Предлог к письму Блока — статья в «Мире искусства»;45 в ней эмбрион — формула принципа эквивалентов в искусстве; в трехзначном разгляде искусства как форм, содержаний, формосодержаний весь форменный ряд замкнут в методы, не подлежа содержательному разгляденью; и если статью убирали метафоры о «глубине» музыкальной стихии, — так это раскраска поверхностная. Блок, минуя ход моих мыслей об эквивалентах, скорей приближающих меня к Оствальду, чем к зыкам «трубы
Апокалипсиса», ухватясь за раскраску, метафору, сетует, что не трублю;46 при чем «трубы»? «Симфония», пережитая мистически им, подала ему повод меня порицать за уступки рутине и академизму; а мысль основная — закон сохранения творчества — казалась неприемлемой до того, что С. Н. Трубецкой не хотел председательствовать на моем реферате о формах искусства; де «музыка» звучит двусмысленно — сетует Блок: она — 1) просто музыка, 2) «музыка сфер» (в реферате же эта последняя — метафорическая стилистика: центр — не в ней); Блок указывает: эти «сферы» суть сферы Премудрости; он приглашает меня вострубить «Ей» псалом (в реферате?!?). Я же брал только форму, методику, не содержание. Он, удивив меня «блесками» эпистолярного стиля, смутил реализмом, наивнейшим, — мистики; «мистик» — пугал; а стилист, «очень умница», — радовал.
Смерть Соловьевых; и до февраля — перерыв переписки;47 но, возобновившись, смущала сплошным разнобоем в тональностях наших; какое-то общее «что-то» казалось не ясным; а в «как», для меня, «методолога», важном (не важном для Блока), уже расходились мы.
В апреле меня пригласил он быть шафером (кажется, что у невесты) на свадьбе его48, он женился на дочке великого химика, Д. И. Менделеева; шафером должен был быть и Сережа; отец, почитавший Д. И. Менделеева, радовался моему приглашению; но после смерти отца я, устав, отказался от шаферства;49 летом мы с Блоком писали друг ДРУГУ; я помню моменты, которые кажутся принципиальными: в них — корень будущей путаницы между нами.
Один момент: интриговала меня доминанта поэзии Блока: «Прекрасная Дама»; она — что? Жаргон «жениха»? Монах Данте не женился, как Блок; платонический образ? В поэзии это неясно: в него вплетены завитки: эротические; или это «идея»? Чья? Гностиков?
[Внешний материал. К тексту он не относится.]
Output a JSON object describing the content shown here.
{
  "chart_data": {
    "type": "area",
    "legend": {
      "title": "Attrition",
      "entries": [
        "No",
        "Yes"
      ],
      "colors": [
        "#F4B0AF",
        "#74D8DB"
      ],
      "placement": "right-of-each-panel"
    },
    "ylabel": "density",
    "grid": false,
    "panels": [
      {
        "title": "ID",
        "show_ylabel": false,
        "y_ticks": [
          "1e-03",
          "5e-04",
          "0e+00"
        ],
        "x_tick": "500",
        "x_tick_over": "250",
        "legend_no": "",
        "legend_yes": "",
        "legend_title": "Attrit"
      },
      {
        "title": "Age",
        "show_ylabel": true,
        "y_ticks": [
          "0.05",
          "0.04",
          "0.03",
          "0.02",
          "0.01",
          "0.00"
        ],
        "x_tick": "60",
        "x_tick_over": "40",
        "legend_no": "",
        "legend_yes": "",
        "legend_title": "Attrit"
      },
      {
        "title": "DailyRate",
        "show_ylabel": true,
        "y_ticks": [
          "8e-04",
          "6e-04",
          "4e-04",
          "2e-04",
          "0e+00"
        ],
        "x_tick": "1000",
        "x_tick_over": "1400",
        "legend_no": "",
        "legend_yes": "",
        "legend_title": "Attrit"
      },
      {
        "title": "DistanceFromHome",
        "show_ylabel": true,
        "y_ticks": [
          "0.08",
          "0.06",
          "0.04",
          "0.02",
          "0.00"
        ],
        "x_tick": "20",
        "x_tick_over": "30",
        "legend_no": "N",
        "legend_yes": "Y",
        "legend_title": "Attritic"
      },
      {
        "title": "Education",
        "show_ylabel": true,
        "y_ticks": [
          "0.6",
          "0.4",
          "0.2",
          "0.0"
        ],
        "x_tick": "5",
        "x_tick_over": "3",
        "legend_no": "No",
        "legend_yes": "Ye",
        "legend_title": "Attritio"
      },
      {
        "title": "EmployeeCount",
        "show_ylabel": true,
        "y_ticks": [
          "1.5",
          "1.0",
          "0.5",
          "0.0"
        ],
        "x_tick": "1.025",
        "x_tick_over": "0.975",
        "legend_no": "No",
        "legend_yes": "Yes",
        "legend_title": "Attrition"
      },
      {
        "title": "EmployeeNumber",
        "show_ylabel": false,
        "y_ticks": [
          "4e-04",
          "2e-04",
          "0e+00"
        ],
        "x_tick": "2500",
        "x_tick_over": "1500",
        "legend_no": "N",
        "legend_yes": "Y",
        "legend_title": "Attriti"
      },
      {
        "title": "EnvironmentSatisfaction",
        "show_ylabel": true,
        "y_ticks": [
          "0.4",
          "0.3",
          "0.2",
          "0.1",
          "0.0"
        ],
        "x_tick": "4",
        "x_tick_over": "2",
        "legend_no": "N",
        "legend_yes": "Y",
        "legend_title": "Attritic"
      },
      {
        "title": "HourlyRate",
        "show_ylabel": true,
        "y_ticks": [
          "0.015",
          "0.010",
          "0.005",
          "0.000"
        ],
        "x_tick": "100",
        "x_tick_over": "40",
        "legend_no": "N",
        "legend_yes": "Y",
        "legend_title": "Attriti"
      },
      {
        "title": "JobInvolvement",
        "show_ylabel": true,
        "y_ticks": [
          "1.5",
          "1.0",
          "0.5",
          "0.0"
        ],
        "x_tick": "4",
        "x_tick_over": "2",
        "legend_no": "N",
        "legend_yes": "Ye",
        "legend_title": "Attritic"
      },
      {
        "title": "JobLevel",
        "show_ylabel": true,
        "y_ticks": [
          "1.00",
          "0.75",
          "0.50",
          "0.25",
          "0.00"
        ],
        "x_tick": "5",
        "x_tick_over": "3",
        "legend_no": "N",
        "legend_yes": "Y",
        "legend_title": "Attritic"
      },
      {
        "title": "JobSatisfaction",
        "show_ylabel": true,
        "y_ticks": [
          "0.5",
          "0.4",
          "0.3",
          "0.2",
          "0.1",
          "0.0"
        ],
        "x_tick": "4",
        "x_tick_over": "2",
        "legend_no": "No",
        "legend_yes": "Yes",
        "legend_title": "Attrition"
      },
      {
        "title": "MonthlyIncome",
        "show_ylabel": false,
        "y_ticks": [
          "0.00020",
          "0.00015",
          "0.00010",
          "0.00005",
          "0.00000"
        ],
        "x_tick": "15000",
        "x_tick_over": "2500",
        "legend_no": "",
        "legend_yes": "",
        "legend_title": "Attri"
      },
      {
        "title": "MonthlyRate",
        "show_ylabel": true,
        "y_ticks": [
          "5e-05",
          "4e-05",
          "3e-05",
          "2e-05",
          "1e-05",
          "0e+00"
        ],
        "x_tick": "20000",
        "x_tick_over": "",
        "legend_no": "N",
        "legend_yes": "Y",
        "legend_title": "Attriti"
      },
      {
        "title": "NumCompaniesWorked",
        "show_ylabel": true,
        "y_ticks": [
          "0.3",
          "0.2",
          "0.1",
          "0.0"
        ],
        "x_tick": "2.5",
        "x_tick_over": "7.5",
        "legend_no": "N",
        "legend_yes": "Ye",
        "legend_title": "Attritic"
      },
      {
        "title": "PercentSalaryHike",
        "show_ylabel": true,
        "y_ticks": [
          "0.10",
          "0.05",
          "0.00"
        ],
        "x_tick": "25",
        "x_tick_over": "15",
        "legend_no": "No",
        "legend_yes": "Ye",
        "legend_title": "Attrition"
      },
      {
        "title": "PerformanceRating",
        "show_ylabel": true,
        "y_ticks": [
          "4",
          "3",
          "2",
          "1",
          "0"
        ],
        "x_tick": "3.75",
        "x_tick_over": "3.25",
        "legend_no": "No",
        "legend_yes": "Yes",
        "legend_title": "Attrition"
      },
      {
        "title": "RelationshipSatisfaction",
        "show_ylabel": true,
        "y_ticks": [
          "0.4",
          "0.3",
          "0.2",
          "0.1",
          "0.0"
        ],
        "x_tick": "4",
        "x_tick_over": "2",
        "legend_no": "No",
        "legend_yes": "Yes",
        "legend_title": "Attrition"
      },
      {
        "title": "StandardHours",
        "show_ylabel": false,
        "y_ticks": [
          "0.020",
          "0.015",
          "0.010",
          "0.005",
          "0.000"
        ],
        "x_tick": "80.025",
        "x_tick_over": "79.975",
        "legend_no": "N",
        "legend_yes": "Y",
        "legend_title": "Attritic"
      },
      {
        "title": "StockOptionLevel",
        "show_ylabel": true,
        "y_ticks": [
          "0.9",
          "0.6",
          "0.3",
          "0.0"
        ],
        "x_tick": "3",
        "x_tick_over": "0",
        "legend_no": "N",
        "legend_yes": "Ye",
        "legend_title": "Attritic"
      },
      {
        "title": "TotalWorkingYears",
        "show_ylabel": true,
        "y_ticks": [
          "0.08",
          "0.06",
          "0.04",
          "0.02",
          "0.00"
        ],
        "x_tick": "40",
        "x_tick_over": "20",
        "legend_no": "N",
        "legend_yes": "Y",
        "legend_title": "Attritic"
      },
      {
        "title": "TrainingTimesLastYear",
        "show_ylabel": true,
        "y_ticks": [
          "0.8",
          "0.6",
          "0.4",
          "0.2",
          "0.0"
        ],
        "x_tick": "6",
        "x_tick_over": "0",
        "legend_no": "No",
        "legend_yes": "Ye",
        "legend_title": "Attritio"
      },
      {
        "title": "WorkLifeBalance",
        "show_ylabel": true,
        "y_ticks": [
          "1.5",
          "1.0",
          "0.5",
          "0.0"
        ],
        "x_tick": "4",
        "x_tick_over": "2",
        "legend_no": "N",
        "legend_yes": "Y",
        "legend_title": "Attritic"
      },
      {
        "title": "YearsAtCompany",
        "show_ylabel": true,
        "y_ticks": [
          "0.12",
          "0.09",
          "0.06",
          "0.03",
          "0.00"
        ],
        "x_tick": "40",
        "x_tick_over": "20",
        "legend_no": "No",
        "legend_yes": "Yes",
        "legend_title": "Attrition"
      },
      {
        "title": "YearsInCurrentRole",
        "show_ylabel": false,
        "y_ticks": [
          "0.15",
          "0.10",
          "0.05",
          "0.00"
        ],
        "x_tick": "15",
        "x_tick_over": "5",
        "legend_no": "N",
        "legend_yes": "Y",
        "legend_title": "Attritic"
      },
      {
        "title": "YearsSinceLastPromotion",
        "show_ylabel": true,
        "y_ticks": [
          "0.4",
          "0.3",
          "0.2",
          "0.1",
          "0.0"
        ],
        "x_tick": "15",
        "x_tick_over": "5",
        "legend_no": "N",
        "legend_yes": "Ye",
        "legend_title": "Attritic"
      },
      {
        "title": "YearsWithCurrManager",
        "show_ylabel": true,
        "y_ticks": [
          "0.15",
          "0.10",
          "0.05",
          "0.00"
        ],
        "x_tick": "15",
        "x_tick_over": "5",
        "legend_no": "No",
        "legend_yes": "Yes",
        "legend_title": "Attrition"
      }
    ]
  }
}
Нет: Соловьев отделял философию гностика Валентина от «музы» своей; гностицизм, ярый враг метафизики, я — отвергал, постоянно подчеркивая, что В. С. Соловьев обосновывал тему своей философии, ставшей лирической, взглядами Канта о целом всего человеческого коллектива, рассмотренного «существом», т. е. онтологически; а «содержание» онтологизма могло изменяться: София, Мария и Марфа; «Мадонна» в прошедшем, она у Булгакова — уже культура хозяйственных форм (С. Булгаков об этом два тома поздней написал)50.